Haroldo Lima: “Propriedade”, “concessão” e “gestão”
Parte 1
Os conceitos de “propriedade”, “concessão” e “gestão” são fundamentais, perpassam as nossas Teses e tem aparecido em nosso Debate.
Por Haroldo Lima*
Publicado 14/10/2013 16:58 | Editado 13/12/2019 03:30
O ponto 137 das Teses mostra que “concessões de determinados serviços públicos” são “nas condições atuais da economia brasileira”, uma “necessidade para se alavancar e modernizar o desenvolvimento”. O ponto 138 alerta para os cuidados que precisam ser tomados quando se celebra uma concessão, para resguardar os interesses nacionais e populares.
O tema suscitou o que me parece serem incompreensões em nosso debate. O camarada Tinoco Luna, por exemplo, formulou que, “conceder… a propriedade estatal para a iniciativa privada… é uma formulação teórica que não se aplica ao petróleo” (01.10.2013) Na verdade, esse tipo de concessão não devemos aceitar nem no petróleo nem em nada.

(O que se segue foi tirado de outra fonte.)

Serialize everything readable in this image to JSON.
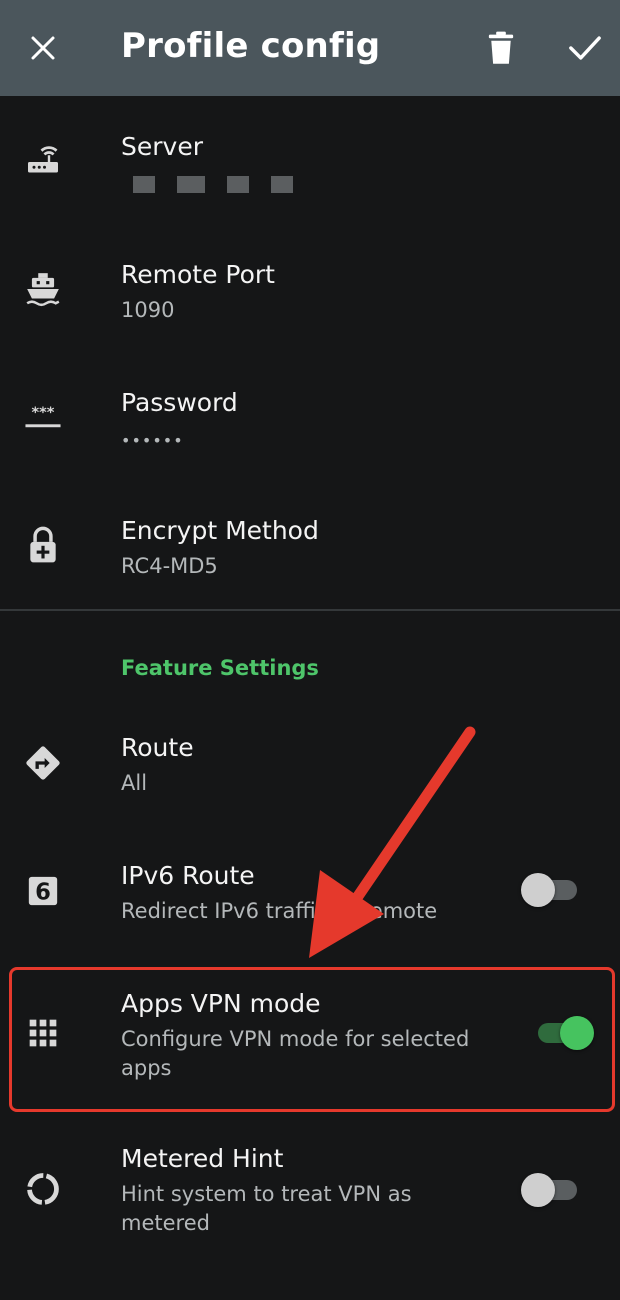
{
  "toolbar": {
    "title": "Profile config",
    "close_icon": "close-icon",
    "delete_icon": "trash-icon",
    "save_icon": "check-icon",
    "background": "#4b565c"
  },
  "profile": {
    "server": {
      "title": "Server",
      "icon": "router-icon"
    },
    "remote_port": {
      "title": "Remote Port",
      "value": "1090",
      "icon": "ship-icon"
    },
    "password": {
      "title": "Password",
      "value": "••••••",
      "icon": "password-icon"
    },
    "encrypt_method": {
      "title": "Encrypt Method",
      "value": "RC4-MD5",
      "icon": "lock-icon"
    }
  },
  "feature_settings": {
    "header": "Feature Settings",
    "header_color": "#4ec56a",
    "route": {
      "title": "Route",
      "value": "All",
      "icon": "directions-icon"
    },
    "ipv6_route": {
      "title": "IPv6 Route",
      "summary": "Redirect IPv6 traffic to remote",
      "icon": "ipv6-icon",
      "enabled": false
    },
    "apps_vpn_mode": {
      "title": "Apps VPN mode",
      "summary": "Configure VPN mode for selected apps",
      "icon": "apps-grid-icon",
      "enabled": true
    },
    "metered_hint": {
      "title": "Metered Hint",
      "summary": "Hint system to treat VPN as metered",
      "icon": "metered-icon",
      "enabled": false
    }
  },
  "annotation": {
    "highlight_color": "#e5392c"
  }
}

Mas, nunca falamos em “conceder… a propriedade estatal para a iniciativa privada…”. Isto é uma posição privatista. O ponto 137 fala em “concessões de… serviços públicos”, não de propriedade estatal.
A concessão, de que trata nossas Teses, é um contrato que o Estado – poder concedente – celebra com alguma empresa – concessionária – no qual o Estado, que detém a propriedade de determinado bem ou recurso, permite que a concessionária o explore, por um determinado tempo, dentro de condições estipuladas, sem abrir mão, em nenhum instante, nem de leve, da propriedade do bem ou recurso concedido.
Quando, por exemplo, o Governo concede a exploração dos serviços de transporte de uma estrada, a estrada continua sendo integralmente uma propriedade pública. Uma empresa que receba a concessão para explorar o transporte na Ponte Rio Niterói, não vira proprietária dessa ponte.
A concessão é feita com condições prévias estipuladas, beneficiosas para a concedente e para o concessionário. Se o concessionário não cumpre as condições estipuladas, por exemplo, o pagamento de taxas, a feitura de obras, a manutenção da qualidade do serviço, etc., a concedente pode suspender a concessão e trazer de volta o bem concedido.
É ilustrativo ver o que frequentemente faz a Agência Nacional do Petróleo. Ainda há poucas semanas, a ANP tomou blocos de petróleo de uma empresa que não estava cumprindo suas obrigações contratuais. Mas só tomou porque os blocos não eram propriedade da empresa, que apenas tinha a concessão de explorá-los. O proprietário era a União e por isso a ANP, representante da União, tomou os blocos de volta.
A diferenciação entre “concessão” e “privatização” é clara. Correntes neoliberais, entretanto, se esforçam por dizer que tudo é a mesma coisa e pessoas incautas, até de esquerda, às vezes vão na onda. É como aquele político corrupto que fica todo alegre quando alguns ingênuos, que se acham radicais, dizem que “todo político é corrupto”. O corrupto sorri, sente-se elogiado, pois é igualado ao político sério.
A propriedade é uma categoria básica que não comporta tergiversação, sobretudo para os marxistas. Quem detém a propriedade, detém o poder de deliberar sobre o destino do bem apropriado. Pode até não usá-lo, dar-lhe outro destino, vende-lo e torrar o dinheiro.
Quando dizemos que a Cia. Vale do Rio Doce foi privatizada, ou a Embraer, ou a Usiminas, ou a Companhia Siderúrgica Nacional, ou o Sistema Telebrás é porque a propriedade de cada uma dessas empresas passou das mãos do Estado para as mãos de um particular. Daí por diante, se qualquer uma delas cometer erros, praticar abusos, escravizar mão de obra ou o diabo, seus proprietários podem ser criminalizados, mas o Estado não pode retomar a empresa, não tem essa prerrogativa. Isto só pode acontecer em ato excepcional, necessariamente traumático, não rotineiro, que ocorre nas revoluções ou em governos de acentuada marca de esquerda, quando há interesse nacional envolvido. Mas, repetimos, é comportamento excepcional, não de rotina.
O ponto 138 alerta para a importância de se observarem as condições que o Estado propõe em suas concessões, para que os interesses nacionais e populares sejam resguardados. Aí cabe toda a atenção por parte dos movimentos sociais e dos representantes do povo, porque, se o contrato não for bem feito, os interesses nacionais e populares podem ficar prejudicados.
*Haroldo Lima é Membro do Comitê Central do PCdoB.